Today, I started back to the gym! Its so important for me to keep myself as a priority in the busyness of life. I so easily can get caught up in other things and leave myself out. Do you have this problem too? I have focused a lot on myself and my weight loss goal over the last 2 yrs. But... even though I have done well I know there is more I can do and people I can help along the way. Telling my story is going to be just 1 of the ways I "Shine in 09"!! This is an emotional journey so it will come in segments! I will also add hints, tips and healthy eating choices along the way! This is for my Peeps!! ;)

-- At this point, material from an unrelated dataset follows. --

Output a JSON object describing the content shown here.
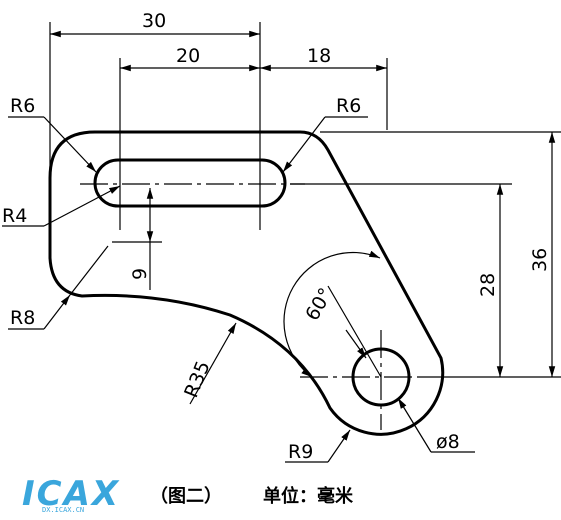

This is my story... I was just so tired of where I was at, how I felt and what I thought I looked like in clothes... not to mention the "at risk" health issues that were very apparent! I wanted to do nothing, go nowhere and least of all in the summer. I hid my pain and self disgust well! I got a little nudge from a friend and that was all she wrote! I decided that I AM WORTH IT! I am worth the effort to try... I am worth the effort to possibly fail... I am worth it no matter what the outcome. I decided to be take it slow... have patience and be happy with whatever I accomplished... no matter how big or how small the success! I did take it slow... but I was full committed! I started with Weight Watcher's... weekly meeting with some neighbors. I am ashamed to say that when I went with them I felt comfortable because I was "smaller"... so to me.. "not as bad" as them or others. Who knew I was so shallow?? I sure didn't... but was really ashamed at my thoughts. When I got on the scale and it read "the deadly number" I was physically ill. My heart was in my throat and I don't know how I held back the tears. I couldn't believe what it said... but I knew it was true. I also knew that the next week would be better... it had to be... this was ROCK BOTTOM!!
Love to you all... I pray you find a way to "Shine in 09"!